A wreath is on thy brow,
A crown of leafage from some lonely haunt
Where might Medea's shade brood ministrant.
Thy shoulders bow
Beneath what fearful weight, what need, what vow?
A leopard fierce—
A ghost that wanders down the wandering wind—
A fury tracking toward some shaken mind—
Where shall I find
The divination that thy veil shall pierce?
How shall I wrest
From thee the secret of thy lofty doom—
From what wild gulf of midnight thou dost come
Who, with clutched breast,
Stalkest forever onward—onward pressed?
Few people approach Sharaku's work for the first time without regarding him as a repulsive charlatan, the creator of perversely and senselessly ugly portraits whose cross-eyes, impossible mouths, and snaky gestures have not the slightest claim to be called art.

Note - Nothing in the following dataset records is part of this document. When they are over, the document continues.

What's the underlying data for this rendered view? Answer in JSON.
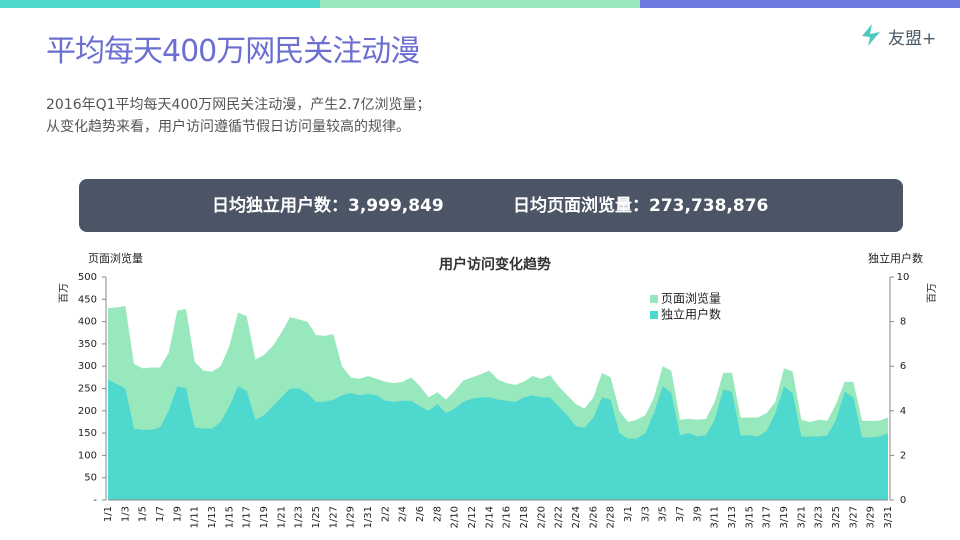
{
  "header": {
    "title": "平均每天400万网民关注动漫",
    "logo": "友盟+"
  },
  "summary": [
    "2016年Q1平均每天400万网民关注动漫，产生2.7亿浏览量；",
    "从变化趋势来看，用户访问遵循节假日访问量较高的规律。"
  ],
  "banner": {
    "unique_users": "日均独立用户数：3,999,849",
    "page_views": "日均页面浏览量：273,738,876"
  },
  "chart_data": {
    "type": "area",
    "title": "用户访问变化趋势",
    "y_label": "页面浏览量",
    "y_unit": "百万",
    "y2_label": "独立用户数",
    "y2_unit": "百万",
    "categories": [
      "1/1",
      null,
      "1/3",
      null,
      "1/5",
      null,
      "1/7",
      null,
      "1/9",
      null,
      "1/11",
      null,
      "1/13",
      null,
      "1/15",
      null,
      "1/17",
      null,
      "1/19",
      null,
      "1/21",
      null,
      "1/23",
      null,
      "1/25",
      null,
      "1/27",
      null,
      "1/29",
      null,
      "1/31",
      null,
      "2/2",
      null,
      "2/4",
      null,
      "2/6",
      null,
      "2/8",
      null,
      "2/10",
      null,
      "2/12",
      null,
      "2/14",
      null,
      "2/16",
      null,
      "2/18",
      null,
      "2/20",
      null,
      "2/22",
      null,
      "2/24",
      null,
      "2/26",
      null,
      "2/28",
      null,
      "3/1",
      null,
      "3/3",
      null,
      "3/5",
      null,
      "3/7",
      null,
      "3/9",
      null,
      "3/11",
      null,
      "3/13",
      null,
      "3/15",
      null,
      "3/17",
      null,
      "3/19",
      null,
      "3/21",
      null,
      "3/23",
      null,
      "3/25",
      null,
      "3/27",
      null,
      "3/29",
      null,
      "3/31"
    ],
    "series": [
      {
        "name": "页面浏览量",
        "color": "#98e8bd",
        "axis": "y",
        "values": [
          430,
          432,
          435,
          305,
          295,
          297,
          297,
          330,
          425,
          428,
          310,
          290,
          288,
          300,
          345,
          420,
          412,
          315,
          325,
          345,
          375,
          410,
          405,
          400,
          370,
          368,
          372,
          300,
          275,
          272,
          278,
          272,
          265,
          262,
          265,
          275,
          255,
          230,
          242,
          225,
          245,
          268,
          275,
          282,
          290,
          270,
          262,
          258,
          265,
          278,
          272,
          280,
          255,
          235,
          215,
          205,
          230,
          285,
          275,
          200,
          175,
          180,
          190,
          230,
          300,
          290,
          180,
          182,
          180,
          182,
          220,
          285,
          285,
          185,
          185,
          185,
          195,
          220,
          295,
          288,
          180,
          175,
          180,
          178,
          215,
          265,
          265,
          178,
          177,
          178,
          185
        ]
      },
      {
        "name": "独立用户数",
        "color": "#4fd8cd",
        "axis": "y2",
        "values": [
          5.4,
          5.2,
          5.0,
          3.2,
          3.15,
          3.15,
          3.25,
          4.0,
          5.1,
          5.0,
          3.25,
          3.2,
          3.2,
          3.5,
          4.2,
          5.1,
          4.9,
          3.6,
          3.8,
          4.2,
          4.6,
          5.0,
          5.0,
          4.8,
          4.4,
          4.4,
          4.5,
          4.7,
          4.8,
          4.7,
          4.75,
          4.7,
          4.45,
          4.4,
          4.45,
          4.45,
          4.2,
          4.0,
          4.3,
          3.9,
          4.1,
          4.4,
          4.55,
          4.6,
          4.6,
          4.5,
          4.45,
          4.4,
          4.6,
          4.7,
          4.6,
          4.6,
          4.2,
          3.8,
          3.3,
          3.25,
          3.7,
          4.6,
          4.5,
          3.0,
          2.75,
          2.75,
          3.0,
          3.9,
          5.1,
          4.8,
          2.9,
          3.0,
          2.85,
          2.9,
          3.6,
          4.95,
          4.85,
          2.9,
          2.9,
          2.85,
          3.1,
          3.9,
          5.1,
          4.8,
          2.85,
          2.85,
          2.85,
          2.9,
          3.6,
          4.85,
          4.6,
          2.8,
          2.8,
          2.85,
          3.0
        ]
      }
    ],
    "ylim": [
      0,
      500
    ],
    "yticks": [
      {
        "value": 0,
        "label": "-"
      },
      50,
      100,
      150,
      200,
      250,
      300,
      350,
      400,
      450,
      500
    ],
    "y2lim": [
      0,
      10
    ],
    "y2ticks": [
      0,
      2,
      4,
      6,
      8,
      10
    ]
  }
}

At first these strange pictures may even seem mirth-provoking to the spectator—a view of them which he will remember in later years with almost incredulous wonder. To overcome one's original feeling of repulsion may take a long time; but to every serious student of Japanese prints there comes at last a day when he sees these portraits with different eyes; and suddenly the consciousness is born in him that Sharaku stands on the highest level of genius, in a greatness unique, sublime, and appalling.
TOSHIUSAI SHARAKU.
Toshiusai Sharaku is a figure more shadowy than most, even in this region of shadows. The wilful neglect of a public that hated him has folded him in a mystery deeper than the mere accidental obscurations of time. Of his birth and death we know absolutely nothing, nor of the name of his teacher, if he had one. The resemblance between his work and that of Shunyei cannot be fully explained until we know more accurately their relative dates. Kiyonaga's noble drawing certainly affected his style. The influence of Shunsho upon his colour-schemes is fairly obvious; but we do not know whether this was due to personal contact, or only to familiarity with Shunsho's work. The one indisputable fact about Sharaku is that he was originally a Nō-performer in the troupe of the Daimyo of Awa. The Japanese authorities state that he worked at print-designing only one or two years, somewhere between 1790 and 1795. Dr. Kurth, in his stimulating but somewhat too imaginative volume, "Sharaku," believes that the evidence justifies us in fixing Sharaku's working period as a much longer time—1787 to 1795; but he cannot be said to have wholly proved his case. Whether or not these dates are accurate, we may at least say that Sharaku's years of activity lay chiefly within the early part of the last decade of the eighteenth century.